In his first few days on the job, Marcus Cooper displayed why San Francisco made him a seventh-round selection in the 2013 NFL Draft.
Cooper, a 6-foot-2, 190-pound cornerback, competed hard throughout the team's three-day rookie minicamp. He always seemed to be around the football and listened closely to the coaching of 49ers secondary coaches Ed Donatell and Greg Jackson. As a left cornerback at rookie camp, Cooper lined up mostly against the team's fourth-round pick, Quinton Patton.
Cooper, a former Rutgers cornerback, held his own and recorded a few pass breakups against his fellow rookies. It was a strong debut for a player who was mostly known for his pro day numbers at Rutgers.
"It was a great experience for me," Cooper said of his rookie camp. "I got a chance to compete, be around the coaches and learn the system I enjoyed it."
The seventh-round pick continues to grow as a cornerback, a position he's only been playing since 2010. Cooper began his career as a wide receiver, but was asked to change positions by coach Greg Schiano, the current head coach for the Tampa Bay Buccaneers.
"I have to give him some thanks," Cooper said. "He saw the ability in me and he wanted to switch me over. It's worked out so far and hopefully I can continue to grow at this."
The position change turned out to be a wise choice.
Cooper never caught a pass in college, but did get on the NFL scouting radar as a defensive back. In 2012, he made one start, but appeared in 13 games for the Scarlet Knights.
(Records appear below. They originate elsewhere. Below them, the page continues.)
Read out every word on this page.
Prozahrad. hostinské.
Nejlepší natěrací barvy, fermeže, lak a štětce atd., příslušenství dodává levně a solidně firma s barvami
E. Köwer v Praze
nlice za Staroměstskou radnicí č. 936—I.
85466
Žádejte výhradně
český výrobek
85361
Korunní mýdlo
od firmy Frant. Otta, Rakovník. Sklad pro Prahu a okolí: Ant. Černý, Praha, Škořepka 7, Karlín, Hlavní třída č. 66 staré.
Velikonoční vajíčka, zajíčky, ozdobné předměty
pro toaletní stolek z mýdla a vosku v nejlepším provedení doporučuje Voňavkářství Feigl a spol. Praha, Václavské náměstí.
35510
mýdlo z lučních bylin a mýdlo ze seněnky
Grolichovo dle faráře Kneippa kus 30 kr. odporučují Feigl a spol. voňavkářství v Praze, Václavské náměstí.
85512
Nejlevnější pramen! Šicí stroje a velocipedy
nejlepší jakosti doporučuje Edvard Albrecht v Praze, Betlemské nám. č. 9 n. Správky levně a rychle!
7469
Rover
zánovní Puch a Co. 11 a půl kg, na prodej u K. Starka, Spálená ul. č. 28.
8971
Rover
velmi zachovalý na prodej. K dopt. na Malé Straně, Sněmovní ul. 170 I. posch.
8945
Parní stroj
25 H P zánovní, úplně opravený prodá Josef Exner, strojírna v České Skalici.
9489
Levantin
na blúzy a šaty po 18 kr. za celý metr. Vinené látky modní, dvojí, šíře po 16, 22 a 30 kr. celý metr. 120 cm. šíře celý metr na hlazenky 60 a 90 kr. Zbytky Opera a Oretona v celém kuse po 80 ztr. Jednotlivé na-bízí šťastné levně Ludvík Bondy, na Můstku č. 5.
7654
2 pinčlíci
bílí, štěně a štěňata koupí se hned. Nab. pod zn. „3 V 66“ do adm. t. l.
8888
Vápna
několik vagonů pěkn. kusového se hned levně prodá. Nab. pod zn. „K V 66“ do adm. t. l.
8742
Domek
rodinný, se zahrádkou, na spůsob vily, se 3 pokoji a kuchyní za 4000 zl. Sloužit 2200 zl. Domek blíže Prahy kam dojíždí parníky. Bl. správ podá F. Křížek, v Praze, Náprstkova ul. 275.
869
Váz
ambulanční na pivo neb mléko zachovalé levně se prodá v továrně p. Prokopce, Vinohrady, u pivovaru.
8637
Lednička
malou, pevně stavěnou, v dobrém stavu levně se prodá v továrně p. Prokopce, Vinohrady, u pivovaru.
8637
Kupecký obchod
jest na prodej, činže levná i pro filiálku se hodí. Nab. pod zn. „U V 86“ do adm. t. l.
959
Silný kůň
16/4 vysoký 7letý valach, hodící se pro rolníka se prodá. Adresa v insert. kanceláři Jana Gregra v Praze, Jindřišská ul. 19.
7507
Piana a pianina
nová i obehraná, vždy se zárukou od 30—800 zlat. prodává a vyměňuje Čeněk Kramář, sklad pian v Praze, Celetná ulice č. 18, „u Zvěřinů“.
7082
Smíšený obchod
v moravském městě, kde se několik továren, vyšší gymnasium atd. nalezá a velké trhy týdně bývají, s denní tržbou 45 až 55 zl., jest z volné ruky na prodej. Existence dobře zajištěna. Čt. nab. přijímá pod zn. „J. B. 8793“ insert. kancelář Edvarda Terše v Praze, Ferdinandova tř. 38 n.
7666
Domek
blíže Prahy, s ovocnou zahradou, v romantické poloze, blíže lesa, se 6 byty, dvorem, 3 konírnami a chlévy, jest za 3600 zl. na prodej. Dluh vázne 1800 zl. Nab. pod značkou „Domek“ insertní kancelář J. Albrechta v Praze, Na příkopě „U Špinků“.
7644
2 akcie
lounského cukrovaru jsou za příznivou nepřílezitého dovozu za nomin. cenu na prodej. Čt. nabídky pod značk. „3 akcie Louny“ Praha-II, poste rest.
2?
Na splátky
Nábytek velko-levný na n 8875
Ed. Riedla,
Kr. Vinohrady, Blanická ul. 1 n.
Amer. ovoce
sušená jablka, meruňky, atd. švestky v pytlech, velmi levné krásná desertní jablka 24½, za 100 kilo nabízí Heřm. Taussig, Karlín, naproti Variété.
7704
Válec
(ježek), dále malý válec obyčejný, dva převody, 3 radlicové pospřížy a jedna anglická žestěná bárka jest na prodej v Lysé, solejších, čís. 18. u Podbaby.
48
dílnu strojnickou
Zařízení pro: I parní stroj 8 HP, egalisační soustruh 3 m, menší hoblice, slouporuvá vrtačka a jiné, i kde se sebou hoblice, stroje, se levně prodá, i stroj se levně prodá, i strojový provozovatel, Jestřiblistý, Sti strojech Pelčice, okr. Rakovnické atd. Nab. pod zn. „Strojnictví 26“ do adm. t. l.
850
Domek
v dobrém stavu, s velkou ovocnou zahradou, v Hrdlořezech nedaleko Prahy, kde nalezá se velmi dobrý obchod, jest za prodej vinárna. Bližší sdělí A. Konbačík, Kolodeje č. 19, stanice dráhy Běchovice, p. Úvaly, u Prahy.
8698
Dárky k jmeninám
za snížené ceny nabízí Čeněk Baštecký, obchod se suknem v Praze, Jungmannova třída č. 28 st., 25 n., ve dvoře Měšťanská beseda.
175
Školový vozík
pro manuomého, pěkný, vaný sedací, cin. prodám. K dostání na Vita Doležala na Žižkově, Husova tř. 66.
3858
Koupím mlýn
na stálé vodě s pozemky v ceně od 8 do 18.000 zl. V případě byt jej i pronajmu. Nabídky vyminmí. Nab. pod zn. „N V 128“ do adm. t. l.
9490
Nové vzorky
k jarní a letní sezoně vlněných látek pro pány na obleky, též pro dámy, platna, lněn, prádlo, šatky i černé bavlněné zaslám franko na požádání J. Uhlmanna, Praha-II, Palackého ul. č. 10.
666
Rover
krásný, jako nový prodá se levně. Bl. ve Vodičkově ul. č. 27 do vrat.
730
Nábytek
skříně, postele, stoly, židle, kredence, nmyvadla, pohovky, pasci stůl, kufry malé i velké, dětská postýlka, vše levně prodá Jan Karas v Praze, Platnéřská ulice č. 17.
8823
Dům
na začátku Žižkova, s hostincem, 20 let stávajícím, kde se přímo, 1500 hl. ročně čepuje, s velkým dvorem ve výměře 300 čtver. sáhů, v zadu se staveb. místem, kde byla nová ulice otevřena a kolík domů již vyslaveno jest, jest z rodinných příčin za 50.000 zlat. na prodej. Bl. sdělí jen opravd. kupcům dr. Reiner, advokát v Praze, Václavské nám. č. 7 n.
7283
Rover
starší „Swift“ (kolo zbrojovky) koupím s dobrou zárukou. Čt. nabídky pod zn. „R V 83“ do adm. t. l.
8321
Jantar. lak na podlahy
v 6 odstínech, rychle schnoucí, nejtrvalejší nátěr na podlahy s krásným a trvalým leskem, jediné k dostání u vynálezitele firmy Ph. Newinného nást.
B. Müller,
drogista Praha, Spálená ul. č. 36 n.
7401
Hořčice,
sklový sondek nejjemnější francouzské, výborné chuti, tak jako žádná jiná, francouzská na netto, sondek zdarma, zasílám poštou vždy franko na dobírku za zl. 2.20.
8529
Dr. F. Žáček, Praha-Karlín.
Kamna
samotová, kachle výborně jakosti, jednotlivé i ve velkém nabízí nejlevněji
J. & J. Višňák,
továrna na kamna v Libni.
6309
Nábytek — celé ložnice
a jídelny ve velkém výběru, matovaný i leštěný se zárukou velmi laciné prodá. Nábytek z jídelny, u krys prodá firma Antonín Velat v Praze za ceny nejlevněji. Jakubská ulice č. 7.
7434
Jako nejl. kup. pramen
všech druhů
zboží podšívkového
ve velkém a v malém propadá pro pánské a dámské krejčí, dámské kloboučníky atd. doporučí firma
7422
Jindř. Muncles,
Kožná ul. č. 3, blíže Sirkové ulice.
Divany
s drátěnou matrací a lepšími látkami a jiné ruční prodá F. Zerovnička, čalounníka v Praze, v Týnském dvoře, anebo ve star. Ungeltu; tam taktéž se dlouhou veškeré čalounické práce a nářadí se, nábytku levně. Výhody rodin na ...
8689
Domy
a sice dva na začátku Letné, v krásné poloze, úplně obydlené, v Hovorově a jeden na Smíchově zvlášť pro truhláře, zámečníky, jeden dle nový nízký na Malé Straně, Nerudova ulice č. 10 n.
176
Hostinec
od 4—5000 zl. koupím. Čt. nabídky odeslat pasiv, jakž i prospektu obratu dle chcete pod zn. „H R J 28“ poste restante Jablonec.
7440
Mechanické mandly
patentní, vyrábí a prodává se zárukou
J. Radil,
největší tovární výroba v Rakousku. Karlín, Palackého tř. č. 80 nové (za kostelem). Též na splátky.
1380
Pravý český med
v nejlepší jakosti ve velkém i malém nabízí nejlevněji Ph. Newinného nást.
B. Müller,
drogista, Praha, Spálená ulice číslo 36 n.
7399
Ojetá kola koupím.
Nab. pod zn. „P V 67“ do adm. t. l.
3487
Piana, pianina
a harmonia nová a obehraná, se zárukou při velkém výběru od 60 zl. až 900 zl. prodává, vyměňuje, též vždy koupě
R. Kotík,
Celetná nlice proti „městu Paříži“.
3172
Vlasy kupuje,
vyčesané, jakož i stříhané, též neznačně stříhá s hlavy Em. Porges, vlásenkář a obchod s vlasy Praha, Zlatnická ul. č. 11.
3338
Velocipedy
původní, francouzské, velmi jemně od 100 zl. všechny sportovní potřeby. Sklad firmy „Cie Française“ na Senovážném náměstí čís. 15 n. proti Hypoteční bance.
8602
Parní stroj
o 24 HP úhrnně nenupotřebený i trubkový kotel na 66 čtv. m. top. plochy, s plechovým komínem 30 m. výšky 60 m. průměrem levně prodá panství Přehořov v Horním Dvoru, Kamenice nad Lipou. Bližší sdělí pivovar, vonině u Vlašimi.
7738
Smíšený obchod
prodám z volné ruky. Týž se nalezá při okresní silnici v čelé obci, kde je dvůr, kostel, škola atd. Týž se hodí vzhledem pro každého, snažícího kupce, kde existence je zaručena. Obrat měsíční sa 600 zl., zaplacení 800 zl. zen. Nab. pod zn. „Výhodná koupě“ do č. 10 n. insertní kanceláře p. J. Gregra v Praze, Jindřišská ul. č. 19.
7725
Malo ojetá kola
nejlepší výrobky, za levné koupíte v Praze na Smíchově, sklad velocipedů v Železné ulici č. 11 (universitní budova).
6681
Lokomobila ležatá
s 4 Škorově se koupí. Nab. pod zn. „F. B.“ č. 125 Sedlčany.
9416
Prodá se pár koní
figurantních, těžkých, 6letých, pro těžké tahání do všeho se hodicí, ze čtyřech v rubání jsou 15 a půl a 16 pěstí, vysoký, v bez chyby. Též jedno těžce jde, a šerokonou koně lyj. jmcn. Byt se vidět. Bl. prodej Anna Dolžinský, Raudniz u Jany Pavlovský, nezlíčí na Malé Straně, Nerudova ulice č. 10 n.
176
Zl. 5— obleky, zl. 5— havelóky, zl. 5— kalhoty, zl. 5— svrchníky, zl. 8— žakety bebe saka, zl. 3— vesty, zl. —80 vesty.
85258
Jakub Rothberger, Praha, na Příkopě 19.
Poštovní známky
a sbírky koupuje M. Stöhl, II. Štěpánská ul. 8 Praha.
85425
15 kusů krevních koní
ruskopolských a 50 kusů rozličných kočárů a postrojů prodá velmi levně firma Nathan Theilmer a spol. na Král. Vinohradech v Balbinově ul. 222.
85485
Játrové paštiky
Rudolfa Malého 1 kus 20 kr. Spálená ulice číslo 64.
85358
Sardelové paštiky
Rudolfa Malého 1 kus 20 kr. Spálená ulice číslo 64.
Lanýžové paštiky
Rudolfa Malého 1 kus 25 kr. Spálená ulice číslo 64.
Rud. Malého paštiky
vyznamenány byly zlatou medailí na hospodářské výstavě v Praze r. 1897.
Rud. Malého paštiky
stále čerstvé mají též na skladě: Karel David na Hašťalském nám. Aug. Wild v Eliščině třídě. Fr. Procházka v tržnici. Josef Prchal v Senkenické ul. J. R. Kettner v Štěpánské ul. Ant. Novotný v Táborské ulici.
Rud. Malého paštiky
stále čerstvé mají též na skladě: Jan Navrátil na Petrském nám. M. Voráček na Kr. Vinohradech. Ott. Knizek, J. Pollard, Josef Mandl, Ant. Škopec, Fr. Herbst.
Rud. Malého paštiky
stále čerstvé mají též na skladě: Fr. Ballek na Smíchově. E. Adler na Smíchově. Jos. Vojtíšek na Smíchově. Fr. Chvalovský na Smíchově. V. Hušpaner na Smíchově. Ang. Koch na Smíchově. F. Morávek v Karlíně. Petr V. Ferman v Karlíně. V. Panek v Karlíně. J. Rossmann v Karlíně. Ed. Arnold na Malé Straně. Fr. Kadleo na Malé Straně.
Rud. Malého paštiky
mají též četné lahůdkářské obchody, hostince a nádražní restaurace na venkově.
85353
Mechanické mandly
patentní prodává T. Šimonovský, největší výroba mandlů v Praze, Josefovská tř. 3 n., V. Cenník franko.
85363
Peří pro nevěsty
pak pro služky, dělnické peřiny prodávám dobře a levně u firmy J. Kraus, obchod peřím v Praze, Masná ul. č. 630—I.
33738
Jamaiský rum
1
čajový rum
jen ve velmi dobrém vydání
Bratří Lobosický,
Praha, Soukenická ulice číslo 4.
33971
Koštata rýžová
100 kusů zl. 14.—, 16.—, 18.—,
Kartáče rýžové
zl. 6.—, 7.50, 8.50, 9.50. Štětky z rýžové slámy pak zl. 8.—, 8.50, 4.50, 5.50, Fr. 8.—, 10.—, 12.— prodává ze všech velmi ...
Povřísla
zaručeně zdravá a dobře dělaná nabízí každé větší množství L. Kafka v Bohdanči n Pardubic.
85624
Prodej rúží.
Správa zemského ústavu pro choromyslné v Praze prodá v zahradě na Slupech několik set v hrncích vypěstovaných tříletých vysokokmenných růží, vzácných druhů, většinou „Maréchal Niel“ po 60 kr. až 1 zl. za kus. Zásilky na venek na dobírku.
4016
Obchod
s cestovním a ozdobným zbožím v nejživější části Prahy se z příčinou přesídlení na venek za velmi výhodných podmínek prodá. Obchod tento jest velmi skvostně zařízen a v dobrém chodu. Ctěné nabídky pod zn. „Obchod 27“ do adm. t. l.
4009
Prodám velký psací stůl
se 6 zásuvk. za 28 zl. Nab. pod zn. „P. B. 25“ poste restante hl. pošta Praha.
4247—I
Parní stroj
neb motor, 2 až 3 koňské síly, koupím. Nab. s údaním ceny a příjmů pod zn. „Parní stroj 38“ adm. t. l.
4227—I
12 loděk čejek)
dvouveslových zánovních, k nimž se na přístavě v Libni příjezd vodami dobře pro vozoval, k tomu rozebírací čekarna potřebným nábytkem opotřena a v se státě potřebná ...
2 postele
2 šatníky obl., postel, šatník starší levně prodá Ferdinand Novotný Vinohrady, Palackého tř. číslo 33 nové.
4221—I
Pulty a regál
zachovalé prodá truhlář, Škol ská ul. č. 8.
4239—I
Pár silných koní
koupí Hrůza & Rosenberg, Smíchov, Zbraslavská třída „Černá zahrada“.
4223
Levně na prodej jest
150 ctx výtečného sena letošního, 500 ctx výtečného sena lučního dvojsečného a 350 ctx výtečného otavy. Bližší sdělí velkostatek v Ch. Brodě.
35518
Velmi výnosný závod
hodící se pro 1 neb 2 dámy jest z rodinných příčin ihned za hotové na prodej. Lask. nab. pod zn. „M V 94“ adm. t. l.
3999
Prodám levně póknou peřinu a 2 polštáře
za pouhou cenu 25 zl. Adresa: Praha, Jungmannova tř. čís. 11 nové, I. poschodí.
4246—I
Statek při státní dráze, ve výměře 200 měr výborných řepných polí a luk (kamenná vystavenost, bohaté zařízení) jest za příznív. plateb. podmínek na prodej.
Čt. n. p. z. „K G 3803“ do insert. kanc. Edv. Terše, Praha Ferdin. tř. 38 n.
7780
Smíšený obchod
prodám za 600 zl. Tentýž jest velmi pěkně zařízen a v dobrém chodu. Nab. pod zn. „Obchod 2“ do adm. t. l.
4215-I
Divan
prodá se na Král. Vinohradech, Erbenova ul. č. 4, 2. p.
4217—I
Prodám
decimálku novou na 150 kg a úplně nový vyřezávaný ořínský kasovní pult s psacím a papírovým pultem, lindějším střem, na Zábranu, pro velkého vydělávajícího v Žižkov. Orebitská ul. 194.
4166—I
He recorded 42 tackles, one interception, three pass breakups and also blocked a kick.
Cooper's 4.45, 40-yard dash and 39-inch vertical jump at Rutgers' pro day really established his true NFL potential.
"A guy that has the traits you're looking for," general manager Trent Baalke said of Cooper after the draft. "You bring him in and hopefully he can develop."
Cooper continued his ascension at San Francisco's rookie camp where he appeared to make a positive impression on his coaching staff.
"It was just a great opportunity," said Cooper, who enjoyed his one-on-one battles with Patton and the team's other rookie wideouts. "We definitely used it as an opportunity to make each other better.
"Iron sharpens iron. That's anytime you come out here and compete – you want to make each other better."
Cooper continues to learn the nuances of playing as a defensive back, but felt like the three-day camp was easier to handle thanks to the 49ers coaching staff.
"They didn't overload us right at the beginning," Cooper said. "We started to see things slower and were able to play ball."
So when Cooper had single coverage duties against rookie wideouts in one-on-one drills, the Rutgers cornerback didn't back down from the challenge. He actually used his receiver background to gain a better understanding of potential routes.
"I tried to take the years I had as a receiver and use it to my advantage for me," Cooper said. "I think of all the things I would have done and the splits I would've used – things like that. I used that for a guide for what the receiver was going to do."
For the rest of the offseason, Cooper plans on further developing his cornerback fundamentals. On Monday, he couldn't help but take a long list of mental notes while watching the movements of veterans like Carlos Rogers and Nnamdi Asomugha.
"I want to take some of their technique and try to implement them in my game," Cooper said.
Cooper won't be completely unfamiliar with the locker room as he settles into his new surroundings. It helps that Cooper was a college teammate with 49ers right tackle Anthony Davis. But Cooper, the seventh-round pick, clearly wants to build bonds with the rest of the locker room.
"It's a blessing and an eye-opening experience," Cooper said of Monday's voluntary "Football School" workout with nearly the entire roster.
"I got to see these guys who've been in the league for a long while and guys who've been successful at the position."